20 сентября выпал первый небольшой снег, но никого это не обрадовало. Самые ленивые еще копали картошку в огородах, местная сельхозартель только начала вывозить солому с поля, бараны и коровы возмущенно мычали, так как еще паслись по склонам сопок, и никто пока не собирался их кормить запасенным сеном. К вечеру снег растаял, и дороги превратились в малопроезжие колеи. В следующие дни резко похолодало, а воинская часть, расквартированная в Цуголе, не перешла на зимнюю форму одежды, солдаты ходили в пилотках и без шинелей. В домах у жителей задымились печки, казармы же приняли нежилой вид. Ближе к ночи Гомбоев шел по проулку, когда его окликнули: «Не меня ли ищешь, уважаемый?» Он от неожиданности вздрогнул, остановился, обернулся. Следом за ним шел сам лама Доржо и улыбался. «Вот зайгуул! (бродяга – бурят.)» – Гомбоев был удивлен, похоже, тот тоже искал встречи и, видимо, был кем-то предупрежден. «Сайн байна (здравствуй – бурят.). Ну, приглашай в гости на чай, водку!» – Доржо подошел ближе и без спроса и объяснений вытянул за шнурок амулет у Гомбоева из-под рубахи, взял его в руки, посмотрел, отпустил. «Ну, что застыл? Идем к твоей тетке!» – сказал он по-бурятски и засеменил по проулку, напевая какую-то им сочиненную песенку:
Ох! Охота – не охота!
А потом опять охота!
И по сопкам, по болоту
Растрясу печаль свою!
И оставлю среди сосен
Суетливую заботу…
Гомбоев поплелся следом. В избушке старой Жаргалмы при свете тлеющих углей они долго и молча пили чай, поглядывая друг на друга. Молчание прервал Доржо – совсем без терпения человек:
– Хозяин, слушай, чай не водка – много не выпьешь, – и растянул рот в веселой улыбке. —Угости гостя, веселей разговор пойдет.
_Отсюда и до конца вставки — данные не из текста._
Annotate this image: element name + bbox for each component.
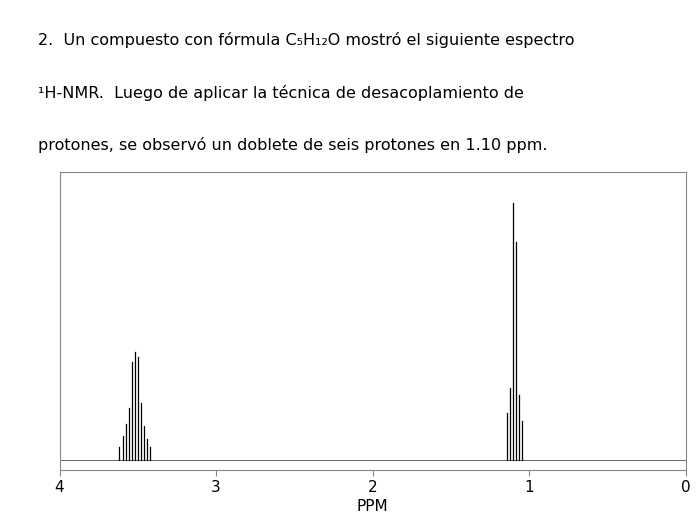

– Я не хозяин, вон хозяйка, – и Содном указал на старуху, сидящую в углу и дымившую табаком.
– Да знаю. Да откуда у старухи молочко от бешенной коровы? Сходи ты! – и так произнес требовательно, что Содном молча встал и пошел за спиртным. Через полчаса вернулся, держа в руках большой кувшин браги, настоянной на мелких местных яблочках – ранетках.
– Молодец! – Доржо весело потер руки и пододвинулся ближе к открытому огню.
Потом они долго сидели, пили кислую брагу, закусывая недоваренными бараньими ребрами. Старуха сидела рядом и в разговор не вмешивалась. Разговаривали о тяжелых нынешних временах, о том, что вольному человеку даже в степи трудно, о войне с германцем не вспоминали: та война для них была далекая и чужая. А вот про японцев обмолвились не раз и наконец дошли до главного – до сапожника Тушеинова:
– Доржо, – подбирая слова, спросил Гомбоев, – а ты каким боком знаком с этим Тушеиновым?
– Да никаким! Мне говорят, сходи туда, сходи сюда, передай сверток или бэшэг (письмо – бурят.). А кто говорит и где, не скажу, мне моя голова дорога. – И он засмеялся. Содном понял, бывший лама связан с японцами за кордоном.
– Деньги-то хотя бы платят?
– Ой, много вопросов задаешь, дружок! – Доржо опять засмеялся. Эта манера улыбаться или хохотать почти по любому поводу стала раздражать Гомбоева.
– Сходи в Оловянную на рынок, там найди этого сапожника. Он ждет тебя. – И, потеряв интерес к собеседнику, лег на постеленный овчинный тулуп возле очага и уснул. Гомбоев еще немного попыхтел, добивая остатки браги, и вскоре прямо сидя уснул, скрестив ноги и опустив голову.